Eski otel binası önüne karanfil bıraktıktan sonra partisi adına açıklama yapan CHP Grup Başkanvekili Özgür Özel, insanlığa işlenen suçlarda zaman aşımı olmayacağını vurgulayarak, “Bu büyük acının, katliamın 28’inci yılında 15 milletvekili arkadaşımızla beraber Türkiye’nin dört bir yanından buradaki dayanışma duygularını ifade etmek üzere buradayız. Acıyı bir kez daha paylaşıyoruz. Biliyorsunuz artık ceza kanunumuza göre insanlığa karşı işlenen suçlar tanımlandı ve Madımak insanlığa karşı işlenen bir suçtur. Bu yüzden de zaman aşımı olamaz” dedi.

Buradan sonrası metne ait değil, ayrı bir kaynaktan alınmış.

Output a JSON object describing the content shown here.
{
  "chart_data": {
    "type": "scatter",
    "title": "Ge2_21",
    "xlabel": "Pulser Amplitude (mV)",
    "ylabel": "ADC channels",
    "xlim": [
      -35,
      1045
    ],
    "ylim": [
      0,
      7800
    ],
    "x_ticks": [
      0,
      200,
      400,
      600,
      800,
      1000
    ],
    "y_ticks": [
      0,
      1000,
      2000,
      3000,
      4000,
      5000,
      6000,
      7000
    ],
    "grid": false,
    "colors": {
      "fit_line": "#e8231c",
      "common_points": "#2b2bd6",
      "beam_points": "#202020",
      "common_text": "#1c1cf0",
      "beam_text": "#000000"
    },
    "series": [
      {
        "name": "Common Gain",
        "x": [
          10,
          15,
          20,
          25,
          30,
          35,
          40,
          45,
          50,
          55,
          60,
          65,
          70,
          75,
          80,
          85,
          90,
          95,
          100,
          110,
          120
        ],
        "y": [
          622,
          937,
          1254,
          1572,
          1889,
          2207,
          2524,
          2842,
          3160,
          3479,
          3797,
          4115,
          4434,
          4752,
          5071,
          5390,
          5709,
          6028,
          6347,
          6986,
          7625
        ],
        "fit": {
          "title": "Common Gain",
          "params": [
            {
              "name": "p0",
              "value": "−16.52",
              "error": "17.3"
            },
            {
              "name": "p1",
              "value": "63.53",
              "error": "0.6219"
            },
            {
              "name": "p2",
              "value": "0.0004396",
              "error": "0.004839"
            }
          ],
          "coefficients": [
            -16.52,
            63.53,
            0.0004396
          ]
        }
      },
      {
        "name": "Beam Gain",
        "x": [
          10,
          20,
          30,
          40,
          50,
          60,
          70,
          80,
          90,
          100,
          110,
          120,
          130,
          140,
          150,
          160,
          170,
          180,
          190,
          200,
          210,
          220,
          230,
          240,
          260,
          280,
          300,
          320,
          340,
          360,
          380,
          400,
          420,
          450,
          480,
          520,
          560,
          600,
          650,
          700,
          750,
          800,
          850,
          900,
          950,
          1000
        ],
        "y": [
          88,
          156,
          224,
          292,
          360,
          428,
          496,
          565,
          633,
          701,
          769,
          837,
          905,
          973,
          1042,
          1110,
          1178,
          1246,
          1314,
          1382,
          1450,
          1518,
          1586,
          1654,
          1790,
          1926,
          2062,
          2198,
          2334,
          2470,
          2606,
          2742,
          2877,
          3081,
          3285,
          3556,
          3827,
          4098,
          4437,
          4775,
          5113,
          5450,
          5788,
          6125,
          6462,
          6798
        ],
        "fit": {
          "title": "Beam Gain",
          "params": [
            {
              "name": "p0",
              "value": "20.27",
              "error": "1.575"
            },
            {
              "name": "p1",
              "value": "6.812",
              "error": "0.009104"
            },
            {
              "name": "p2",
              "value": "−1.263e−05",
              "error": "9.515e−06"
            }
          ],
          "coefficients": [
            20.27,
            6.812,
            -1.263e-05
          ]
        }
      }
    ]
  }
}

“Unutturmamak için buradayız”
Özel, sözlerini şöyle sürdürdü:
“Zaman aşımı haberini bir müjde gibi algılayan, bunu müjdeleyenlerin ülkenin yönetiminde olması bu gerçeği değiştirmiyor. Bu yüzden bu katliamın zaman aşımı olmayacağını ifade ediyoruz. 9 tane haklarında suçu kesinleştiği halde Almanya tarafından Türkiye’ye türlü gerekçelerle iade edilmeyen ve bu iade için gereğini yapmayan yetkilileri de unutmamak için buradan bir kez daha ikaz etmek gerekiyor. Almanya’da serbestçe dolaşanlar, hatta Alman istihbaratı tarafından kullanılanların haklarında Türkiye’de kesinleşmiş ve insanlığa karşı işlenmiş bir suç konusunda cezaları vardır. Derhal tutulmaları ve Türkiye’ye teslim edilmeleri gerekmektedir. Devleti yönetenlerin de bu konuda gerekli kararlılığı göstermesi gerekmektedir. Biz unutmamak ve unutturmamak için buradayız. Birileri de unutturmaya çalışmaktadır. Arkamızdaki binada Madımak ismi ve utan müzesi yazmıyor. Arkamızda İl Özel İdaresi’ne ait bir bina var. Biz onun önüne gelip karanfil bırakıyoruz. Madımak utanç müzesi olana kadar bu mücadele devam edecek. İçerideki iki katilin isminin duruyor olması da devletin bu utancın ortağı değil, kurucusu olmasındaki inancı kuvvetlendirmektedir. 7 senedir Anayasa Mahkemesi’nde başvurumuz bekliyor. Bu başvuru her seferinde çeşitli gerekçelerle erteleniyor.”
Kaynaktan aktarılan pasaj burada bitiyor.